If you use due diligence to make sure that the eintire inside of the cabinet is covered and protected from the humidity that it will see then you *should* stand a failry good chance of the cabinet holding up.


It could be done but make sure you do all of you homework first.

Oh and I would skip the water features on this one..


----------



## Open_cages (Jan 26, 2013)

I could paint it with epoxy and it would be completely watertight, right?


----------



## DaveJ (Jan 10, 2013)

That looks to me like an old kitchen press ?

If so it will most likely have many pre drilled holes in it for shelf supports. You would need to fill all of these before even thinking about waterproofing. Even think about where the front door hinges are mounted to the press as these holes will be inside and a point for moisture to gain access.

I used a similar press many years ago for a Gecko and it worked pretty well. But it wasn't planted and wouldn't have had a very high humidity need.

Silicone everywhere !! Especially seams, and then when dry silicone a little more. Make sure that you put in a high enough front wall/lip inside the doors and make sure there is a snug fit between the doors and this wall when closed as if not it can be an escape route for bugs and soil if planted especially if you house anything in there.
You'll have to drill holes for cables too, so do this before you start to seal in the cables etc..


----------



## kev_n_gina (Jan 21, 2013)

epoxy piant is pretty expensive (and ugly IMHO) but that would indeed seal it. I think you will need to follow the direction REALLY close tomake sure you surface preperation is right before trying to paint the slick paint already on.

DaveJ brings up a good point that the doors and geting a good tight seal may be an issue with the fruit flies.

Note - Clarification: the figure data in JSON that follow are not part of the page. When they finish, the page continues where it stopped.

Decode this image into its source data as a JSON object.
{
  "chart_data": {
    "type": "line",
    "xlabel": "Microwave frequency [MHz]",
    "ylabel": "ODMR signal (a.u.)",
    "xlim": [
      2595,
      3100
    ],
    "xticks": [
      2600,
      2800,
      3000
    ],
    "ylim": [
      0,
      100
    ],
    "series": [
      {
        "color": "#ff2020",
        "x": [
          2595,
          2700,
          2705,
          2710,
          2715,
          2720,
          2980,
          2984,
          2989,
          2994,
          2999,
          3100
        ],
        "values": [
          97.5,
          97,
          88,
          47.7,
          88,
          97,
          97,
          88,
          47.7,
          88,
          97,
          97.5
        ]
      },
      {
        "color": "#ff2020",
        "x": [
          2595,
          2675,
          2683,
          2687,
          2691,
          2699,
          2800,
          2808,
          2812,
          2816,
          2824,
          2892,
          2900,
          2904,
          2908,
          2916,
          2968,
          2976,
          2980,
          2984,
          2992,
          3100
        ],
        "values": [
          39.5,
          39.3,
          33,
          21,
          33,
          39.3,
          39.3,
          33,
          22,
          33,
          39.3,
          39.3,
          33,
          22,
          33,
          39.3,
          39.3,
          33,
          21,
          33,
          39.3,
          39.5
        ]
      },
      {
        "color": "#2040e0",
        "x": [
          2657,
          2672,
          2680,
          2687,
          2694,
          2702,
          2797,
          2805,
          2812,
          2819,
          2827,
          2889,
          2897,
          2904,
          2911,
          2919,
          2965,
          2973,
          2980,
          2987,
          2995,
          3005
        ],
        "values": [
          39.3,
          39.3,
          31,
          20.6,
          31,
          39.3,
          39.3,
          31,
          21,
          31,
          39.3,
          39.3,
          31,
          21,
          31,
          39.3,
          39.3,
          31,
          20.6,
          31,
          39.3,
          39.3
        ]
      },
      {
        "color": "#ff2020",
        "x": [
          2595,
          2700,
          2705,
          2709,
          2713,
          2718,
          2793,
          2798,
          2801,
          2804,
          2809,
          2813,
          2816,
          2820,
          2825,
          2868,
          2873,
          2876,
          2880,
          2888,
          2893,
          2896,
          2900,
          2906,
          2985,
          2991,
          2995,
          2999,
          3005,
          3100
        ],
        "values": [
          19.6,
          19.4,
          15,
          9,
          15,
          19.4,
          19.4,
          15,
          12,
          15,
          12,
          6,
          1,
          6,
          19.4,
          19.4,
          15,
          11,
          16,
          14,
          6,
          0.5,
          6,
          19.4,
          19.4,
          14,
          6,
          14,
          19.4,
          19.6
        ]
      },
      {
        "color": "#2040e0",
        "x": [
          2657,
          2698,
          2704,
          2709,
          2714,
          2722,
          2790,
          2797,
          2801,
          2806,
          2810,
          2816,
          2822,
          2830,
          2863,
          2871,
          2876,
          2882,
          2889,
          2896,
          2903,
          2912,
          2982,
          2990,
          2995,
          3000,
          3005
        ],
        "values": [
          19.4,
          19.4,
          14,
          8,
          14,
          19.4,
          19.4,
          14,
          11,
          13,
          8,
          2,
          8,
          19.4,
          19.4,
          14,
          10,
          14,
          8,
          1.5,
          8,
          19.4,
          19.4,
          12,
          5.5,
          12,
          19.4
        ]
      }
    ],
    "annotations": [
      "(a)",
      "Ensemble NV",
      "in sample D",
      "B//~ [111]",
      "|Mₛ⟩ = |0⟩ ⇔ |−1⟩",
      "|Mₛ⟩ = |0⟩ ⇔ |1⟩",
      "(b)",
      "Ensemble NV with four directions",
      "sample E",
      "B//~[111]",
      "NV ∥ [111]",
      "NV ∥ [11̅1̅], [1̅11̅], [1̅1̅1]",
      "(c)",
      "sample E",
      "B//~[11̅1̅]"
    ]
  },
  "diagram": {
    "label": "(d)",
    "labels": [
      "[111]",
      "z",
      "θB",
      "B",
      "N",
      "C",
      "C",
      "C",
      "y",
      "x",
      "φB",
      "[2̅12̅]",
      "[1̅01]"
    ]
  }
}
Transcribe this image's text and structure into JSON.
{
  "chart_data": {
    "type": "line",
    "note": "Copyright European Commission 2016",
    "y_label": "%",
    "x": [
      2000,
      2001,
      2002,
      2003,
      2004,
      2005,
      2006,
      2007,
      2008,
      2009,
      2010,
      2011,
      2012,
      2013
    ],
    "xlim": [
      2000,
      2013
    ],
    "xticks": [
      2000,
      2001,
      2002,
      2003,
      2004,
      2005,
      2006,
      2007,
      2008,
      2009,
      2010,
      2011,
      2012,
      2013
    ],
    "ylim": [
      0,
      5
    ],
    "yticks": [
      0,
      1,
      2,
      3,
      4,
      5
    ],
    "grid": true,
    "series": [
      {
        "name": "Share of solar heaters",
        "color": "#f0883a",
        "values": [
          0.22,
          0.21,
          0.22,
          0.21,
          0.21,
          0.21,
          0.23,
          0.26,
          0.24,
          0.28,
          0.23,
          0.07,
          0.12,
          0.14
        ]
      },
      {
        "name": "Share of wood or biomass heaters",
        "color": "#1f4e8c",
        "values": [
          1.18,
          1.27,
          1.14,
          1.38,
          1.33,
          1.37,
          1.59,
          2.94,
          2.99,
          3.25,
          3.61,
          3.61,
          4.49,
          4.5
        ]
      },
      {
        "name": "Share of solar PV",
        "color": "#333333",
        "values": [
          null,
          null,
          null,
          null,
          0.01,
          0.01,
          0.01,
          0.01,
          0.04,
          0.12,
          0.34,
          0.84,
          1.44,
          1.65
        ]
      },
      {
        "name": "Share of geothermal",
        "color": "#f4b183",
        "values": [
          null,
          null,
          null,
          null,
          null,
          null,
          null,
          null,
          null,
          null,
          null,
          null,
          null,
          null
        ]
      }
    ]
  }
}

You may have to do some sort of "weather strip around the egdes and then a simple door over lap for the middle seam.


----------



## patm (Mar 21, 2004)

I can't help but think by the time you finish up all the mods to POSSIBLY make this thing water tight and frogproof, you may end up spending more money than just buying a custom glass viv.

-Pat


----------



## Open_cages (Jan 26, 2013)

I wonder if it would be possible to attach pond liner to all wooden surfaces and then make the background over it? This would be much easier, and would look better (as well as being a bit cheaper).

And although a glass viv would probably be cheaper and easier, this would look sick.


----------



## patm (Mar 21, 2004)

Open_cages said:


> I wonder if it would be possible to attach pond liner to all wooden surfaces and then make the background over it? This would be much easier, and would look better (as well as being a bit cheaper).
> 
> And although a glass viv would probably be cheaper and easier, this would look sick.


I would have a couple major concerns. First, if this is indeed particle board/melamine, I'd be concerned about it holding the weight of backgrounds, water logged substrates, etc. Second, you'd have to find a way to attach pond liner without even a pinhole that would allow water through. I'd be afraid that any seam, or anywhere you had to tack it to the board would be a liability for leakage. I wouldn't be confident that siliconing over a seam or tack would hold long term.

-Pat


----------